Since the start of this week, the French media and online forums have been abuzz about a new Facebook Messenger “Trojan horse” arriving into their private message (PM) inboxes from network contacts. Some reports claim that this malware has been local within French Facebook users for weeks now, and that users continue to fall for the lure in spite of warnings.
The said unsolicited PMs have been described to contain the following elements:
- the receiver’s profile picture (or other picture)
- the receiver’s name
- the word “Video” juxtaposed beside the receiver’s name
- a link that says “xic.graphics” under the image, which is a fake YouTube video
Below is a screenshot sample of the message, courtesy of FrAndroid:
Essentially, the threat makes itself appear to be a video about the recipient from a friend on Facebook.
Note that this isn’t the first time we’ve seen online criminals employ this lure. Twitter users have been plagued with a direct message (DM) from purported contacts that were compromised back in 2011, asking recipients if it was them on a video link. Then recently, several Steam users have reported receiving chat messages with a link to a video from accounts that were believed to be taken over by criminals to spread malware.
Facebook scammers have used the lure of videos for years. With the number of users sharing and watching videos by the billions within the social platform, it’s no surprise that criminals have capitalized on this for their malicious purposes.

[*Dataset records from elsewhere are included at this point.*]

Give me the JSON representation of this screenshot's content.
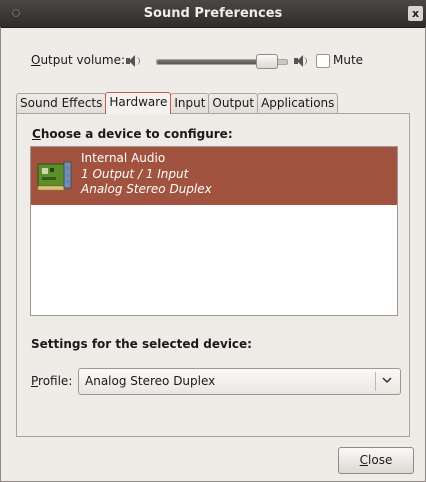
{
  "window": {
    "title": "Sound Preferences",
    "close_glyph": "x"
  },
  "volume": {
    "label": "Output volume:",
    "label_mnemonic": "O",
    "label_rest": "utput volume:",
    "level_fraction": 0.82,
    "mute_label": "Mute",
    "mute_checked": false
  },
  "tabs": [
    {
      "label": "Sound Effects",
      "active": false
    },
    {
      "label": "Hardware",
      "active": true
    },
    {
      "label": "Input",
      "active": false
    },
    {
      "label": "Output",
      "active": false
    },
    {
      "label": "Applications",
      "active": false
    }
  ],
  "hardware": {
    "choose_mnemonic": "C",
    "choose_rest": "hoose a device to configure:",
    "devices": [
      {
        "name": "Internal Audio",
        "io": "1 Output / 1 Input",
        "profile": "Analog Stereo Duplex",
        "selected": true
      }
    ],
    "settings_label": "Settings for the selected device:",
    "profile_mnemonic": "P",
    "profile_rest": "rofile:",
    "profile_value": "Analog Stereo Duplex"
  },
  "buttons": {
    "close_mnemonic": "C",
    "close_rest": "lose"
  },
  "colors": {
    "selection": "#a2533f",
    "active_tab_border": "#c95b4d"
  }
}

Malwarebytes researchers have documented a number of these video-related scams, which you may want to check out here:
- “Hungry Bear Tears Woman to Pieces” Facebook Video Scam
- Scam Lures Facebook Users with “Hot Video”, Drops Trojan
- “Huge Snake Eats Man Alive!” Video Scam Spreads on Facebook
- Scam Banking on Roller Coaster Disaster Seen in the Wild
- Scammers Exploit Alton Towers Crash with Fake YouTube Video
Once recipients see the message from a contact, who may likely be compromised by this same social engineering tactic, and clicks the link, they then receive a notification asking them to install a Chrome browser extension, which is actually the “Eko” malware. It may affect other browsers.
After the extension is installed, users are then subjected to unwanted advertisements. Reports also say that “Eko” can spy on users, collecting their personal data, including bank account details. On top of this, affected user accounts send similar messages to all their Facebook Messenger contacts.
According to the Linternaute, Facebook is currently mitigating this threat. The paper also added that the Interior Ministry in France already warned contacts on Facebook about Eko, but the Trojan continues to thrive.
Users who are affected by “Eko” are advised to uninstall the extension and change their passwords, specifically on Facebook and other protected accounts they may have accessed.
As of this writing, there are no reports of “Eko” affecting users outside of France.